Paulaner am Nockherberg München, 23. & 24. Oktober 2021

Reclaim the hip bag: history of bum bags and fanny packs

Veröffentlicht von Vectordesigns UG am 21.09.2020

Looking at how personal daily objects were carried through the ages, hipi creator Su-Lin Chee argues that hip bags have been appreciated by men and women, until changing fashions and lifestyles, rather than better functionality, brought handbags forward. Let’s all empower ourselves with the hands-free advantage of hip bags.

I love bum bags and fanny packs for their sheer convenience. I personally am done with slinging around a handbag as an extra appendage, or otherwise misplacing my phone or keys. How did hip bags then end up the bastard child of the 80s? Yes, they were given a fashion industry pardon in 2018 and mutated into not quite hip bags — slung casually across the chest, or hanging directly under the chin (mustn’t judge!).

The hip bag is still niche, however, compared to the default handbag (or “purse”, in America) with shoulder strap and/or handles. We are out of the 90s’ “it bag” days, when a Louis Vuitton or Hermes was to a woman, what a car was to a man, but the craze for hand candy that everyone else has still seems to take over ladies of certain societies like cabbage patch kids did to kids in the 80s.

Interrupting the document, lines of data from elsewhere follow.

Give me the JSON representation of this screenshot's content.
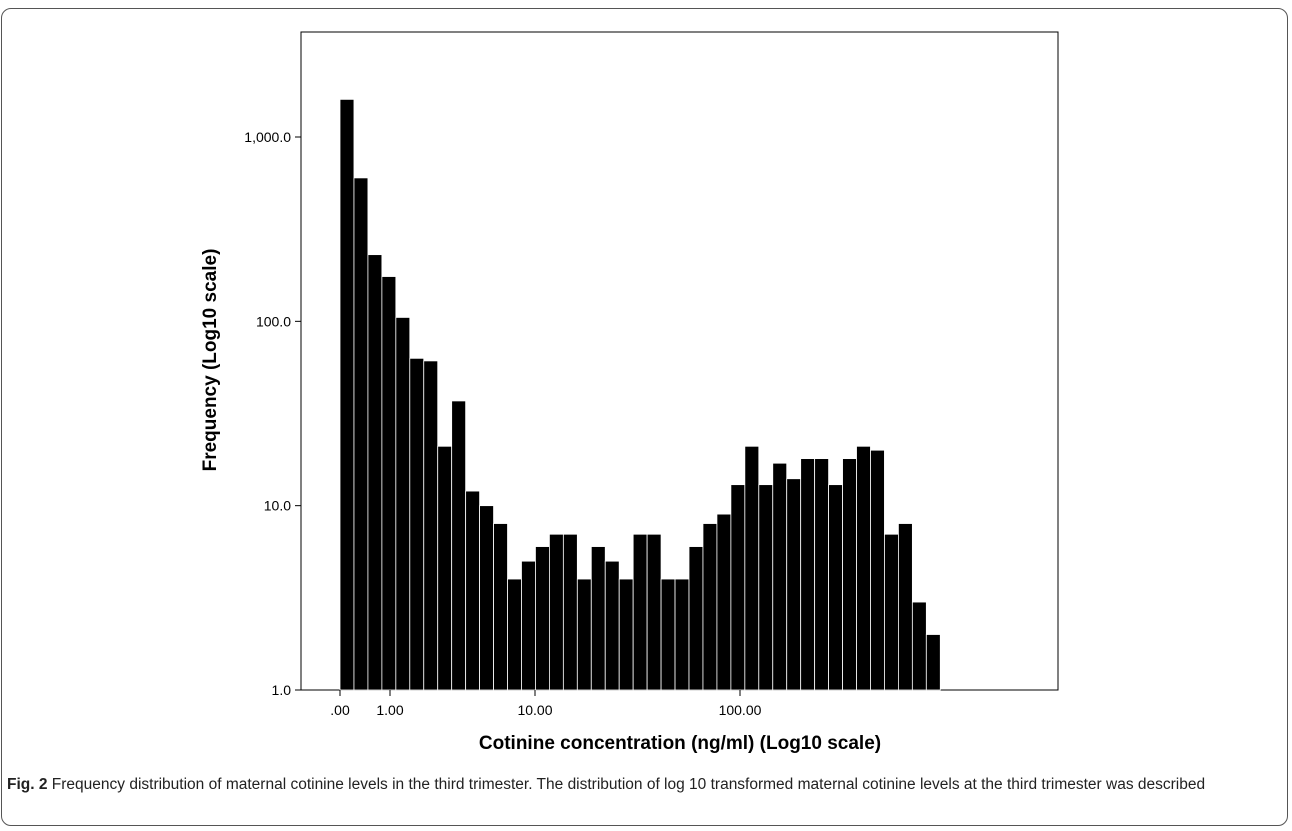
{
  "caption": {
    "label": "Fig. 2",
    "text": "Frequency distribution of maternal cotinine levels in the third trimester. The distribution of log 10 transformed maternal cotinine levels at the third trimester was described"
  },
  "chart_data": {
    "type": "bar",
    "xlabel": "Cotinine concentration (ng/ml) (Log10 scale)",
    "ylabel": "Frequency (Log10 scale)",
    "x_tick_labels": [
      ".00",
      "1.00",
      "10.00",
      "100.00"
    ],
    "y_tick_labels": [
      "1.0",
      "10.0",
      "100.0",
      "1,000.0"
    ],
    "y_tick_values": [
      1,
      10,
      100,
      1000
    ],
    "ylim": [
      1,
      5000
    ],
    "yscale": "log",
    "xscale": "log10(x+1)",
    "xlim_log10": [
      -0.37,
      3.2
    ],
    "bin_start_log10": 0.0,
    "bin_width_log10": 0.0698,
    "values": [
      1600,
      600,
      230,
      175,
      105,
      63,
      61,
      21,
      37,
      12,
      10,
      8,
      4,
      5,
      6,
      7,
      7,
      4,
      6,
      5,
      4,
      7,
      7,
      4,
      4,
      6,
      8,
      9,
      13,
      21,
      13,
      17,
      14,
      18,
      18,
      13,
      18,
      21,
      20,
      7,
      8,
      3,
      2
    ],
    "bar_color": "#000000",
    "grid": false,
    "legend": "none"
  }
}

Hip or belt bags remain largely an aberration, or are they?

As far back as 3000BC in the Alps, Ötzi the Iceman had a leather pouch sewn to his belt. Pouches or purses held by belts or girdles continued to be used by men and women up to the Greek and Roman civilisations. Artefacts from Roman Britain dating from the 700s showed women suspending objects like ear scoop, nail cleaner, and tweezers on chains from their belts.

In fact, images from medieval Europe are littered with people depicted wearing pouches or purses hanging from belts or girdles made of leather or silk.

Depending on their various styles, uses or locales, they had names such as almoners (for alms), pauteners, hamondeys and tasques. They could be worn on top of jackets, or could be accessed through vertical slits called fichets.